Gardasil’s combo of sex and cancer must be irresistibly attention-grabbing. Campaigns promoting the genital wart virus immunisation have scooped advertising industry awards and have been stunningly successful at creating public, media, professional and political pressure for vaccination, as per this recent report in The New York Times.
Governments around the globe have been wooed and wowed, rushing to pay for the expensive vaccine with billions of dollars diverted from already-stretched public health budgets. This has been a remarkable act of faith because significant uncertainties remain over Gardasil’s cost-effectiveness.
It is well known that Gardasil works best in virgins but here is a question the advertisements never answer: how many 12-year-olds need vaccination to prevent one from eventually getting cancer of the cervix?
Various estimates exist. The lowest I have seen came from an author with documented competing interests including acceptance of grants from Gardasil’s manufacturer.

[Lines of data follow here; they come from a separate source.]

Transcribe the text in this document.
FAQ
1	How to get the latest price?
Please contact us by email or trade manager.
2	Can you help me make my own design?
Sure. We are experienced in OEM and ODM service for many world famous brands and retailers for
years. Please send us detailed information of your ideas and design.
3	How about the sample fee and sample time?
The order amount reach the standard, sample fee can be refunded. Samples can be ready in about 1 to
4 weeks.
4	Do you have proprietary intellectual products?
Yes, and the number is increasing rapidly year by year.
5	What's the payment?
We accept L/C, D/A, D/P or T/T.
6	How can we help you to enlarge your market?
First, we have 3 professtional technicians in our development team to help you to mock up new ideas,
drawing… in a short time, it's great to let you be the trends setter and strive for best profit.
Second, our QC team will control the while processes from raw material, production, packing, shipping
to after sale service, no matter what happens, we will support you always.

His answer, in a February 2008 Canadian Family Physician article written to promote the vaccination, was 276 girls. In other words, at best it seems there is about one chance in 250 that vaccinating a virgin will prevent that individual from getting cervical cancer (although, on the plus side, the vaccine should also confer benefits like preventing visible warts and abnormal pre-cancerous smears).
Further calculations were published last year in the Canadian Medical Association Journal. These suggested that if the vaccine does not confer life long protection and wanes by 3% per year with no booster being given, then over 9,000 girls need vaccination to stop just one from getting cancer.
Yesterday another piece of information was added to the jigsaw. The New England Journal of Medicine (NEJM) published estimations of Gardasil’s cost per Quality Adjusted Life Year (one QALY is one year of life in good health). A cluster of figures were calculated, some disappointing for Gardasil’s manufacturers.
Even in a wealthy country, spending over $US100,000 per QALY is widely regarded as unacceptable value for public money. Gardasil’s cost-effectiveness ultimately hinges on several unknowns including its duration of effect.
The NEJM article’s bottom line is that if the initial vaccinations confer lifelong immunity, then immunising 12-year-old girls seems cost-effective but immunising 26-year-old women does not. The Australian government funds the vaccine for 26-year-olds.
If, however, Gardasil’s effect wanes after 10 years — and this is entirely possible — then even vaccinating 12-year-old girls starts looking like poor value for money.
In developed countries, cancer of the cervix is a very unusual cause of death in women who get regular Pap smears. Nonetheless, I have watched a couple of patients die nasty deaths from it and I do encourage my eligible patients to get their tax-payer funded shots.
In fact, after personally prescribing about $100,000 worth of Gardasil, I am rather disappointed that I have not been offered any industry-sponsored junkets. Instead, the Australian manufacturer thinks my opinions on the drug’s marketing are unprofessional, inappropriate, incorrect and misleading. At least, that is what they once told my university’s Vice Chancellor. C’est la vie.